1 (Want de HEERE had tot Mozes gesproken: Ik zal nog een plaag over Farao, en over Egypte brengen, daarna zal hij ulieden van hier laten trekken; als hij u geheellijk zal laten trekken, zo zal hij u haastelijk van hier uitdrijven.
2 Spreek nu voor de oren des volks, dat ieder man van zijn naaste, en iedere vrouw van haar naaste zilveren vaten en gouden vaten eise.
3 En de HEERE gaf het volk genade in de ogen der Egyptenaren; ook was de man Mozes zeer groot in Egypteland voor de ogen van Farao's knechten, en voor de ogen des volks.)
4 Verder zeide Mozes: Zo heeft de HEERE gezegd: Omtrent middernacht zal Ik uitgaan door het midden van Egypte;
5 En alle eerstgeborenen in Egypteland zullen sterven, van Farao's eerstgeborene af, die op zijn troon zitten zou, tot den eerstgeborene der dienstmaagd, die achter de molen is, en alle eerstgeborenen van het vee.
6 En er zal een groot geschrei zijn in het ganse Egypteland, desgelijks nooit geweest is, en desgelijks niet meer wezen zal.
7 Maar bij alle kinderen Israels zal niet een hond zijn tong verroeren, van de mensen af tot de beesten toe; opdat gijlieden weet, dat de HEERE tussen de Egyptenaren en tussen de Israelieten een afzondering maakt.
8 Dan zullen al deze uw knechten tot mij afkomen, en zich voor mij neigen, zeggende: Trek uit, gij en al het volk, dat uw voetstappen volgt; en daarna zal ik uitgaan. En hij ging uit van Farao in hitte des toorns.
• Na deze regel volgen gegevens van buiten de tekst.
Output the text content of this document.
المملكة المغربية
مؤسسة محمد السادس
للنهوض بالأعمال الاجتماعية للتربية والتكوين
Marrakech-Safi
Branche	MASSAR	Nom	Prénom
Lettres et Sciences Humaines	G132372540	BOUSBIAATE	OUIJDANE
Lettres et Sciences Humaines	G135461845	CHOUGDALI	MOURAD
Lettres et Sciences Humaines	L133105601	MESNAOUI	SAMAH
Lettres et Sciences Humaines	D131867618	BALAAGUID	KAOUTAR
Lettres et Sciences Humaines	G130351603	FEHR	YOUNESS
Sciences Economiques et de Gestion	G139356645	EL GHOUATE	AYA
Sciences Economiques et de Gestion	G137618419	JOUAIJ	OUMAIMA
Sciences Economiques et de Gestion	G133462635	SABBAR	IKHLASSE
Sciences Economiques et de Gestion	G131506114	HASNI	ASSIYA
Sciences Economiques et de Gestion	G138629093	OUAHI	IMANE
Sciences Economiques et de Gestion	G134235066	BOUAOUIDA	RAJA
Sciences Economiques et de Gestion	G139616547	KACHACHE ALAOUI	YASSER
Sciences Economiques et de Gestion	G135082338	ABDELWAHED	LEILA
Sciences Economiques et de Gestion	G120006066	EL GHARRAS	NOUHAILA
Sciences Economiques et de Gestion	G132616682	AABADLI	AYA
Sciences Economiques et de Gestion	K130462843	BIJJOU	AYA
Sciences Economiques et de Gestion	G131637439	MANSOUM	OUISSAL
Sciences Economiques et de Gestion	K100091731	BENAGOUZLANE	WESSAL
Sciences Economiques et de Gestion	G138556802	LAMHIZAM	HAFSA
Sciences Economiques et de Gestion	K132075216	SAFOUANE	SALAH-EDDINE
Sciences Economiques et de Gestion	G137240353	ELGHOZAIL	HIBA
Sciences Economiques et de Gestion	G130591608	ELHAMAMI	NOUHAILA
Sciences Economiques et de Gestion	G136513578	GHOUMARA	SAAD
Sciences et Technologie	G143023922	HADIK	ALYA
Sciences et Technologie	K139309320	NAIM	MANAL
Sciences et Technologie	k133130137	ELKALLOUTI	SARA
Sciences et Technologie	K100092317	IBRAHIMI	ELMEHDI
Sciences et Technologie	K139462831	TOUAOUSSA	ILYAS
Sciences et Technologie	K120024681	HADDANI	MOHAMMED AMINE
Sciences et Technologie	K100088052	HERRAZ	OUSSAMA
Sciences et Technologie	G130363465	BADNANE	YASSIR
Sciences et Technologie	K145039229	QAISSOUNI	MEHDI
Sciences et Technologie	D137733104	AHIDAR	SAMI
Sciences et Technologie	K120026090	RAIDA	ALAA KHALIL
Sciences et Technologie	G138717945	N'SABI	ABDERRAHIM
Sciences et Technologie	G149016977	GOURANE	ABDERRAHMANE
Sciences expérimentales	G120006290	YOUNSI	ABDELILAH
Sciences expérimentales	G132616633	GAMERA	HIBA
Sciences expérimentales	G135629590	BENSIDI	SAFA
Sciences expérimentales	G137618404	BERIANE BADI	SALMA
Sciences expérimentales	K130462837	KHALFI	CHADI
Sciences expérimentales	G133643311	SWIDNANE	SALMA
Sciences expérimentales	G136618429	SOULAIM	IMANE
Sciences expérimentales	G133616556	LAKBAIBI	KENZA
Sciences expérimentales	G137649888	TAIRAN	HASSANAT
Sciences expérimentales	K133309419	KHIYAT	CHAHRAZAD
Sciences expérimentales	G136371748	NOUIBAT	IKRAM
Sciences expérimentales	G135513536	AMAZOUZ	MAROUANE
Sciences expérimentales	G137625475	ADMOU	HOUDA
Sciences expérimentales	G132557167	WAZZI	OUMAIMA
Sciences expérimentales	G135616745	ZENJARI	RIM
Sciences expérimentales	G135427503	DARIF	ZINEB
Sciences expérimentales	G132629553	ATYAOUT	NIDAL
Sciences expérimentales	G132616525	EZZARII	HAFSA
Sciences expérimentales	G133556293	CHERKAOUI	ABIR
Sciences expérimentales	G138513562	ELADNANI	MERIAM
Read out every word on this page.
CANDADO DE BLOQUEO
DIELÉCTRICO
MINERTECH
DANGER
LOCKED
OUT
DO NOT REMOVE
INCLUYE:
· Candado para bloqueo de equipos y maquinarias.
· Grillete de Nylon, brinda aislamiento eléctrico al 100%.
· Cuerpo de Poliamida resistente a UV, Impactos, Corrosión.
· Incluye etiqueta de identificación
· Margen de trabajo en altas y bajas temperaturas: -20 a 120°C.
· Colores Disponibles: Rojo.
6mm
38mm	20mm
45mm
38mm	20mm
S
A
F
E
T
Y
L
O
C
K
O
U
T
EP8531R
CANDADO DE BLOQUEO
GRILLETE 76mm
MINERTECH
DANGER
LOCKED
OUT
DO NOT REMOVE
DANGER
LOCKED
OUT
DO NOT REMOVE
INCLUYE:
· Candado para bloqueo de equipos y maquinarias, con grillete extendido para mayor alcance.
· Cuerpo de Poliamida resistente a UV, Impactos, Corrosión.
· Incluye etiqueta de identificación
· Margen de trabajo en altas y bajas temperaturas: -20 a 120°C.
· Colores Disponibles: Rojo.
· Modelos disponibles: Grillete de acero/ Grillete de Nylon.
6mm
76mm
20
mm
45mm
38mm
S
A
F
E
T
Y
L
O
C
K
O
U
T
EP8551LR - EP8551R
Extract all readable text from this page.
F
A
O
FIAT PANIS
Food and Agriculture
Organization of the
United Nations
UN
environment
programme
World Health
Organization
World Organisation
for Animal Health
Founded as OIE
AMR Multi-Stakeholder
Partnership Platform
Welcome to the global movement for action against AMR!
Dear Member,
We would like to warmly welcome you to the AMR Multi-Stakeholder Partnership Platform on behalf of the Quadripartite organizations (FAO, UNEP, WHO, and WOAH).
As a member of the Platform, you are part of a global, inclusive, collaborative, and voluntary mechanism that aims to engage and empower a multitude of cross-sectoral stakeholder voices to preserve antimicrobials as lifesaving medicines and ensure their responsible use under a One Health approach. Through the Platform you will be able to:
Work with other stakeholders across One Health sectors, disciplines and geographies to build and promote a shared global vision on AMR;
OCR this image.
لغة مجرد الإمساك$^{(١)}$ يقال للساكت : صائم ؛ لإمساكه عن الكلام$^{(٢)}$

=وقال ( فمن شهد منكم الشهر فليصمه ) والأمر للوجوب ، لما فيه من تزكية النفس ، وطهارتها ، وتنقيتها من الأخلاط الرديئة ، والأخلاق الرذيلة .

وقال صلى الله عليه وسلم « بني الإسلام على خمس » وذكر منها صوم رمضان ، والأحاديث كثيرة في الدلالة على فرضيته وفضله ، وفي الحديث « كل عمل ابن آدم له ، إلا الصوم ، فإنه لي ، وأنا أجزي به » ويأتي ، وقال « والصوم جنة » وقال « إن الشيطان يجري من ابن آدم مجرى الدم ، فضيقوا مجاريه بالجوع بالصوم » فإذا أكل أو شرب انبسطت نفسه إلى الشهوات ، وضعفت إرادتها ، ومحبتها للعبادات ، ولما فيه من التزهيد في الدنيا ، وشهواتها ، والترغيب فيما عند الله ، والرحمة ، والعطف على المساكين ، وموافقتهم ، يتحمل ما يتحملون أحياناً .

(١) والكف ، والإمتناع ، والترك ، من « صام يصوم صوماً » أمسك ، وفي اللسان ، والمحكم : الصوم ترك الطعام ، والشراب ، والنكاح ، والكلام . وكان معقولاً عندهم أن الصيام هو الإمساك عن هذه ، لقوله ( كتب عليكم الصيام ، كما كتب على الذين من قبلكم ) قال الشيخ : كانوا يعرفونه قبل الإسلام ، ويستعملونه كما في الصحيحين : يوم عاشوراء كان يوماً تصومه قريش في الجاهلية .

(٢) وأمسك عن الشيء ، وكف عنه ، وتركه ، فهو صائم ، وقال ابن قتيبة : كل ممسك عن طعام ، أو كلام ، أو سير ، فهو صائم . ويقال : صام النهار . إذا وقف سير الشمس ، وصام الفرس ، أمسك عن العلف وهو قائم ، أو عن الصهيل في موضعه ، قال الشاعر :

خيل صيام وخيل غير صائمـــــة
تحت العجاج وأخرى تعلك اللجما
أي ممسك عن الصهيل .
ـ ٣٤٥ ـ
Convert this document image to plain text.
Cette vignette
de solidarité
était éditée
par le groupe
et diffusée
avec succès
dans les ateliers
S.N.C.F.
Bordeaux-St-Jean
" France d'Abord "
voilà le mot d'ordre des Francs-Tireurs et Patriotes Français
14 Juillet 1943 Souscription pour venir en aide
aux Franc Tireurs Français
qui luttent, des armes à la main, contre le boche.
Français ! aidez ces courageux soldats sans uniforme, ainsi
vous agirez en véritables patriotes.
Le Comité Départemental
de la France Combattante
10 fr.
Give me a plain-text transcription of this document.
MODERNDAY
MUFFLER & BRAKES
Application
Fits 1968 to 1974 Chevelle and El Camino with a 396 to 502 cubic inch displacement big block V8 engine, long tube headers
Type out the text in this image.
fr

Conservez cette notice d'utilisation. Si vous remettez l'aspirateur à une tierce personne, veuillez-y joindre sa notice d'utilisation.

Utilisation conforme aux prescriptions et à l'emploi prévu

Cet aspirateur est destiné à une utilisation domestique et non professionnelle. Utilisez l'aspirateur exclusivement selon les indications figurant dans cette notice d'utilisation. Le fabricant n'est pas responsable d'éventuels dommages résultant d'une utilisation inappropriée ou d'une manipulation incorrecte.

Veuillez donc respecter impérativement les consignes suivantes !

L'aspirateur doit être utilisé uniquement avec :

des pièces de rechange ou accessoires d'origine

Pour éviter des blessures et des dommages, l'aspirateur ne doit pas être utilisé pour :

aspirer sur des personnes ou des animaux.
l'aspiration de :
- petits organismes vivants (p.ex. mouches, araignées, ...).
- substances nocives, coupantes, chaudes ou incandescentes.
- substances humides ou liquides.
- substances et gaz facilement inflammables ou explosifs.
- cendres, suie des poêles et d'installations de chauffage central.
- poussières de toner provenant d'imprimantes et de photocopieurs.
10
9 De HEERE dan had tot Mozes gesproken: Farao zal naar ulieden niet horen, opdat Mijn wonderen in Egypteland vermenigvuldigd worden.
10 En Mozes en Aaron hebben al deze wonderen gedaan voor Farao's aangezicht; doch de HEERE verhardde Farao's hart, dat hij de kinderen Israels uit zijn land niet trekken liet.
1 Verder het die HERE vir Moses gesê: Nog een plaag sal Ek oor Farao en oor Egipte bring. Daarna sal hy julle hiervandaan laat trek. As hy julle geheel en al laat trek, sal hy julle selfs hiervandaan wegdrywe.
2 Sê tog voor die ore van die volk dat elke man van sy naaste en elke vrou van haar naaste silwergoed en goue goed moet eis.
3 En die HERE het aan die volk guns verleen in die oë van die Egiptenaars. Ook was die man Moses baie groot in Egipteland, in die oë van Farao se dienaars en in die oë van die volk.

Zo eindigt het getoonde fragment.